The numbers told their own story. The aid cut would amount to roughly one per cent of the government's annual borrowing. A rounding error. The government had already said the cut was temporary, to be reversed "when the fiscal circumstances allow." But when pressed by MPs on what criteria would trigger that reversal, Foreign Secretary Dominic Raab offered only that it would be "a mixture of arts and science." That might be how diplomats worked, Leigh observed, but it was not how the Treasury worked. Every pound spent should be justified. Every pound not spent should be justified too.
The deeper problem was the absence of evidence. If the Foreign, Commonwealth and Development Office had already implemented cuts to meet the 0.7 per cent target, and was now cutting further to meet the 0.5 per cent target, surely it had identified waste and inefficiency along the way. But what proof existed? Where was the audit trail? Leigh was asking the questions a former Public Accounts Committee chair would ask: not whether the government could afford to cut aid, but whether it could afford to cut it without knowing why, without knowing when it would stop, and without explaining to the public what it had learned in the process.
Yemen remained on the brink of famine. Britain remained the lead voice on Yemen at the United Nations. And the government remained silent on the contradiction.
Citações Notáveis
The government cut aid not because it believed it would help end the conflict, but because there was no room for it in the reduced budget.— Edward Leigh, Conservative MP and former Public Accounts Committee chair
Foreign Secretary Dominic Raab said the criteria for restoring aid would be 'a mixture of arts and science'—a response Leigh characterized as evasion rather than accounting.— Dominic Raab, Foreign Secretary
A Conversa do Hearth Outra perspectiva sobre a história
Why does it matter that Britain holds the UN pen on Yemen specifically?

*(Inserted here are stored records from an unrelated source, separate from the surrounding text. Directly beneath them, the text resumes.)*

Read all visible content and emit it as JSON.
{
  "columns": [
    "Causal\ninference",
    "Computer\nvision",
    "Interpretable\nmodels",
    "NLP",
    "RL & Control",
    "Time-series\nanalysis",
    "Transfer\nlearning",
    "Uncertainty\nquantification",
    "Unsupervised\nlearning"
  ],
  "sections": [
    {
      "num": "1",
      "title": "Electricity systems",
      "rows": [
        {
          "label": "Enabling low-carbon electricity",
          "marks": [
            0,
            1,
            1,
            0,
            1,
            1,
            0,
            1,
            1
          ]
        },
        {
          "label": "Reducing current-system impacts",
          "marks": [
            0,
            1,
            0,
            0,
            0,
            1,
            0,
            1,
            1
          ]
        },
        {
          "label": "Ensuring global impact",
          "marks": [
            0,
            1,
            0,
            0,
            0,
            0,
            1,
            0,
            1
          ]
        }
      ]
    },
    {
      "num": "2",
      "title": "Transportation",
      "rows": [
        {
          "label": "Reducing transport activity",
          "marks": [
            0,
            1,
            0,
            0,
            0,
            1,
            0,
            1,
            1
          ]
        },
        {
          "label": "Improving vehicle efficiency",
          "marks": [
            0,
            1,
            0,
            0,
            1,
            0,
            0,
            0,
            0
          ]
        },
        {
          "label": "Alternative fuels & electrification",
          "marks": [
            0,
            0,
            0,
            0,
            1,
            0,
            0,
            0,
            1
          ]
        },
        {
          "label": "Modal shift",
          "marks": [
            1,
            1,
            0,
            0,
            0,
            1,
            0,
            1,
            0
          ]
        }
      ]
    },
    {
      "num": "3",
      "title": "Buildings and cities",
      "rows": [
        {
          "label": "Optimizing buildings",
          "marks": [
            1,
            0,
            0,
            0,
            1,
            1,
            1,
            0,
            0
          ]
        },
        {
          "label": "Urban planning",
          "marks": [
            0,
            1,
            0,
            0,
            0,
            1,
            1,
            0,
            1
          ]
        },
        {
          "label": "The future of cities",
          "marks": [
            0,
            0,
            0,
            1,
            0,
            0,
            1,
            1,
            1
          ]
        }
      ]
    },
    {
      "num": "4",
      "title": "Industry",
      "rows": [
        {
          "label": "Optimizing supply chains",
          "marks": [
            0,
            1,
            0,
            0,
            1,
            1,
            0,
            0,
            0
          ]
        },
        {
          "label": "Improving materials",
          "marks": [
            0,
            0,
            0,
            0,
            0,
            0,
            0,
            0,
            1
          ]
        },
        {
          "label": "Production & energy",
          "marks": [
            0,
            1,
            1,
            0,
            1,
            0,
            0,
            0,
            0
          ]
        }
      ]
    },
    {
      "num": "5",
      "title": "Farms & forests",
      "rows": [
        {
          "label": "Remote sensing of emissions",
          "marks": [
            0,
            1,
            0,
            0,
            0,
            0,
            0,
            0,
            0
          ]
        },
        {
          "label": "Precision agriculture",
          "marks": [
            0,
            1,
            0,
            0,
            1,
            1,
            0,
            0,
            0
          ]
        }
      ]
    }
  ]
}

Because it means we're supposed to be leading the diplomatic effort to resolve the crisis. Cutting aid while holding that position sends a signal—that we're stepping back, or that we don't actually believe our own words about the urgency.
The Chancellor called this a "tough choice." Do you buy that?

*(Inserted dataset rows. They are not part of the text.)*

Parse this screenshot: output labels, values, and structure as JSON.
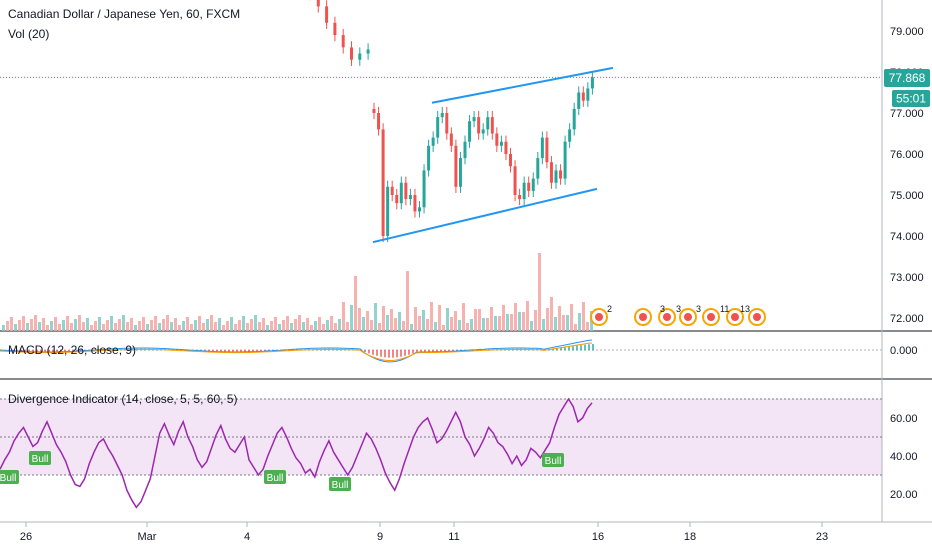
{
  "header": {
    "symbol_title": "Canadian Dollar / Japanese Yen, 60, FXCM",
    "volume_label": "Vol (20)"
  },
  "price_pane": {
    "last_price": "77.868",
    "countdown": "55:01",
    "y_ticks": [
      "79.000",
      "78.000",
      "77.000",
      "76.000",
      "75.000",
      "74.000",
      "73.000",
      "72.000"
    ],
    "bar_colors": {
      "up": "#26a69a",
      "down": "#ef5350"
    },
    "price_line_color": "#26a69a",
    "channel_color": "#2196f3"
  },
  "macd_pane": {
    "label": "MACD (12, 26, close, 9)",
    "y_ticks": [
      "0.000"
    ]
  },
  "rsi_pane": {
    "label": "Divergence Indicator (14, close, 5, 5, 60, 5)",
    "y_ticks": [
      "60.00",
      "40.00",
      "20.00"
    ],
    "line_color": "#9c27b0",
    "band_color": "#f3e5f5",
    "bull_labels": [
      "Bull",
      "Bull",
      "Bull",
      "Bull",
      "Bull"
    ],
    "bull_color": "#4caf50"
  },
  "time_axis": {
    "labels": [
      "26",
      "Mar",
      "4",
      "9",
      "11",
      "16",
      "18",
      "23"
    ]
  },
  "events": {
    "counts": [
      "2",
      "3",
      "3",
      "3",
      "11",
      "13"
    ]
  },
  "chart_data": {
    "type": "candlestick",
    "title": "Canadian Dollar / Japanese Yen, 60, FXCM",
    "ylim": [
      71.6,
      79.8
    ],
    "candle_closes_visible": {
      "early_segment_Mar5_6": [
        79.9,
        79.6,
        79.2,
        78.9,
        78.6,
        78.3,
        78.45,
        78.55
      ],
      "main_segment_Mar9_13": [
        77.0,
        76.6,
        74.0,
        75.2,
        75.0,
        74.8,
        75.3,
        74.9,
        75.0,
        74.6,
        74.7,
        75.6,
        76.2,
        76.4,
        76.9,
        77.0,
        76.5,
        76.2,
        75.2,
        75.9,
        76.3,
        76.8,
        76.9,
        76.5,
        76.6,
        76.9,
        76.5,
        76.2,
        76.3,
        76.0,
        75.7,
        75.0,
        74.9,
        75.3,
        75.1,
        75.4,
        75.9,
        76.4,
        75.8,
        75.3,
        75.6,
        75.4,
        76.3,
        76.6,
        77.1,
        77.5,
        77.3,
        77.6,
        77.868
      ]
    },
    "last_price": 77.868,
    "channel_upper": {
      "from_price": 77.25,
      "to_price": 78.1
    },
    "channel_lower": {
      "from_price": 73.85,
      "to_price": 75.15
    },
    "macd": {
      "ylim_zero_label": "0.000"
    },
    "rsi": {
      "ylim": [
        10,
        75
      ],
      "band": [
        30,
        70
      ],
      "mid": 50,
      "values": [
        33,
        38,
        42,
        48,
        52,
        55,
        50,
        45,
        47,
        53,
        58,
        52,
        46,
        42,
        37,
        30,
        25,
        24,
        28,
        36,
        42,
        47,
        49,
        44,
        40,
        35,
        30,
        22,
        17,
        13,
        16,
        22,
        28,
        40,
        52,
        57,
        51,
        46,
        53,
        58,
        50,
        45,
        38,
        34,
        37,
        44,
        51,
        56,
        49,
        44,
        42,
        46,
        50,
        38,
        34,
        30,
        33,
        40,
        46,
        52,
        55,
        50,
        44,
        39,
        36,
        31,
        33,
        29,
        37,
        43,
        48,
        42,
        38,
        34,
        30,
        34,
        40,
        46,
        52,
        49,
        44,
        38,
        31,
        26,
        22,
        28,
        36,
        43,
        50,
        55,
        58,
        60,
        54,
        47,
        49,
        53,
        58,
        63,
        58,
        50,
        46,
        40,
        44,
        49,
        55,
        52,
        47,
        45,
        41,
        36,
        40,
        35,
        38,
        44,
        42,
        39,
        43,
        47,
        55,
        62,
        66,
        70,
        66,
        58,
        60,
        65,
        68
      ]
    },
    "time_ticks": [
      "26",
      "Mar",
      "4",
      "9",
      "11",
      "16",
      "18",
      "23"
    ]
  }
}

Not when the only other major cut was a pay freeze that the government said wasn't about saving money. If you're making tough choices, you should be able to explain them consistently. This one doesn't add up.

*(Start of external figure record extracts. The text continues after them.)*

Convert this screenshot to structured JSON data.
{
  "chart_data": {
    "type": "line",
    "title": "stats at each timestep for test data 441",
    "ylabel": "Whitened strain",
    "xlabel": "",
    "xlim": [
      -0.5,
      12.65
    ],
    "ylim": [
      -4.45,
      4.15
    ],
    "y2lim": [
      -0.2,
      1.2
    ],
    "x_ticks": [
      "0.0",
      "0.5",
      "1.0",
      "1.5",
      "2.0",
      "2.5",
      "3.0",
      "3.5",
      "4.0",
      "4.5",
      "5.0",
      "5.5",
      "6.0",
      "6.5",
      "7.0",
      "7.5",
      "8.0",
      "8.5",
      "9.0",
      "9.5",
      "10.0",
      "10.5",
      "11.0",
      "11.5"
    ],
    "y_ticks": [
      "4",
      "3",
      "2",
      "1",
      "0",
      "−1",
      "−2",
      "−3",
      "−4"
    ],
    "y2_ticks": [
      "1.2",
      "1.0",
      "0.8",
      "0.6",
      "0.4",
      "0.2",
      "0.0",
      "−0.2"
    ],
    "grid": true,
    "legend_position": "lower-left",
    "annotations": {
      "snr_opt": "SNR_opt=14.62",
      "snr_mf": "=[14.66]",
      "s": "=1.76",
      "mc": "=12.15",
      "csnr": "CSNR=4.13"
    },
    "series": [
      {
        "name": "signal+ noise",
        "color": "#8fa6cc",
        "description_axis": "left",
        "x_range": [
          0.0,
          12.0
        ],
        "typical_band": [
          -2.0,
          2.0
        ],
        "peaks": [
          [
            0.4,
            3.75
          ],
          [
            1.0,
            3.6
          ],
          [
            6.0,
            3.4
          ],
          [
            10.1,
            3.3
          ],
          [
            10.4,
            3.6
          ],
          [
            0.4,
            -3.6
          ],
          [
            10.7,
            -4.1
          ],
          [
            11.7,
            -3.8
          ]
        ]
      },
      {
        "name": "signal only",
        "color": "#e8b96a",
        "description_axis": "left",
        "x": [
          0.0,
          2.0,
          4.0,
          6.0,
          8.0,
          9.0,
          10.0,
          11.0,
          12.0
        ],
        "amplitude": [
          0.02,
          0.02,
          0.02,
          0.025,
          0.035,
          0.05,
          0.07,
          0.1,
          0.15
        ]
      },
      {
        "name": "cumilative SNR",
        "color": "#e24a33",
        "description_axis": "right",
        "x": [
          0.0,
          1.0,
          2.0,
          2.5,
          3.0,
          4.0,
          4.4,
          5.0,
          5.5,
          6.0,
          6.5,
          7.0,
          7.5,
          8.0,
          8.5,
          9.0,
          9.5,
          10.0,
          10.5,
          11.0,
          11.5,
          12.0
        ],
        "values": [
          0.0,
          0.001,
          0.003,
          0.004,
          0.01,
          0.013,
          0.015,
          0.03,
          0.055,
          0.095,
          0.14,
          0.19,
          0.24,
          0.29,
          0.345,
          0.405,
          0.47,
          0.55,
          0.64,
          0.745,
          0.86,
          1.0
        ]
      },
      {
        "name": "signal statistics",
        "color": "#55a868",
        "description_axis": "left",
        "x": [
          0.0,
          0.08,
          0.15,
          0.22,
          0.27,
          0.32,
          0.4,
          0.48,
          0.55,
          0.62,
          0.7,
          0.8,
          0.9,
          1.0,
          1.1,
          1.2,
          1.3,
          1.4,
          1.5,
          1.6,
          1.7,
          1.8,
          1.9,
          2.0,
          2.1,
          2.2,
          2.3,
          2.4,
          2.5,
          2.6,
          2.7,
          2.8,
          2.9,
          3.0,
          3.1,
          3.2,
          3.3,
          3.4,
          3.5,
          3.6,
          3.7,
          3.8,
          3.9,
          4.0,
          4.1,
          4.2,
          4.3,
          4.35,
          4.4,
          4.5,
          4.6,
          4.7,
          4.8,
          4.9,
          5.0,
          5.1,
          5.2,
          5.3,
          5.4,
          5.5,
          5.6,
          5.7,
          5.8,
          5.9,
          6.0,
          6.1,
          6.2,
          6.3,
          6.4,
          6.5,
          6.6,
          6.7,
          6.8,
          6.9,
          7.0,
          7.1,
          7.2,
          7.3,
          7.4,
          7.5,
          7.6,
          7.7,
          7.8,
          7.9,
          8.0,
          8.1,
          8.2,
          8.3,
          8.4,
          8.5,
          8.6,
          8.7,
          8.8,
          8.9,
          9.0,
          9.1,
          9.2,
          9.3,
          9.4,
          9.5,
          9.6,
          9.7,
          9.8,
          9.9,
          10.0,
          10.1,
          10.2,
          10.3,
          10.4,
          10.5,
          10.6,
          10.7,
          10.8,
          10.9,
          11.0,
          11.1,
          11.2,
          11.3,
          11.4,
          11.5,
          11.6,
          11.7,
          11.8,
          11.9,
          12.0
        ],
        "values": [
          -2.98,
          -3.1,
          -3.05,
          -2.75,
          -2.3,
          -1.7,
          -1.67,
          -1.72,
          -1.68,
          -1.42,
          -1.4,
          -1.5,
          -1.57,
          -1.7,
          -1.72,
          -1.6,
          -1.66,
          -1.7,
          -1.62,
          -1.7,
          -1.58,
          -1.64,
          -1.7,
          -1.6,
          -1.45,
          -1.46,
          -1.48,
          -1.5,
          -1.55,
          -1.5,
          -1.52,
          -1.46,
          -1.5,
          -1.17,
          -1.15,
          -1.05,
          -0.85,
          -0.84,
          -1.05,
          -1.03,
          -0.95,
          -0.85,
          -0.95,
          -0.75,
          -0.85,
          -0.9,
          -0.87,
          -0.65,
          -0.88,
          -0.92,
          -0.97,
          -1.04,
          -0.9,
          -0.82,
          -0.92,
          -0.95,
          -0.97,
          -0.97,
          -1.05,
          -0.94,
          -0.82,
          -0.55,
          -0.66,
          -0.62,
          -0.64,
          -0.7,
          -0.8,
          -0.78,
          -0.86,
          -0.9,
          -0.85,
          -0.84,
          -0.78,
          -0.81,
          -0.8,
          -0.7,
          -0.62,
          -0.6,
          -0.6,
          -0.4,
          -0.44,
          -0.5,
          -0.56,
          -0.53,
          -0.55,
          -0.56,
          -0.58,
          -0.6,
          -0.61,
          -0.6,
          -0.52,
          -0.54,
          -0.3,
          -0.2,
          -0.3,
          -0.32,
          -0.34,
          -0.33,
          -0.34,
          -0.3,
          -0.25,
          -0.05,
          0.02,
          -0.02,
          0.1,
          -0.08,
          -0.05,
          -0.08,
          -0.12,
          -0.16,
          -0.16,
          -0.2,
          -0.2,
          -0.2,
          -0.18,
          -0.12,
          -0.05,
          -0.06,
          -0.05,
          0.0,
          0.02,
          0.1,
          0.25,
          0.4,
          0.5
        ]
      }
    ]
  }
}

One per cent of borrowing is genuinely small. Why does that matter?
Because it means the government could reverse this tomorrow if it wanted to. The cut isn't about necessity—it's about choice. And if you're choosing to cut aid to starving people, you should at least be honest about why.
What would you want to see from the government now?
Evidence. Show us where the waste is. Show us the criteria for restoration. Don't tell us it's a mixture of arts and science. That's not an answer—that's an evasion.
Do you think the public understands what's at stake?
I'm not sure they do. This isn't abstract. Millions of people are facing famine. We're cutting their lifeline. And we're doing it while pretending to lead on the issue.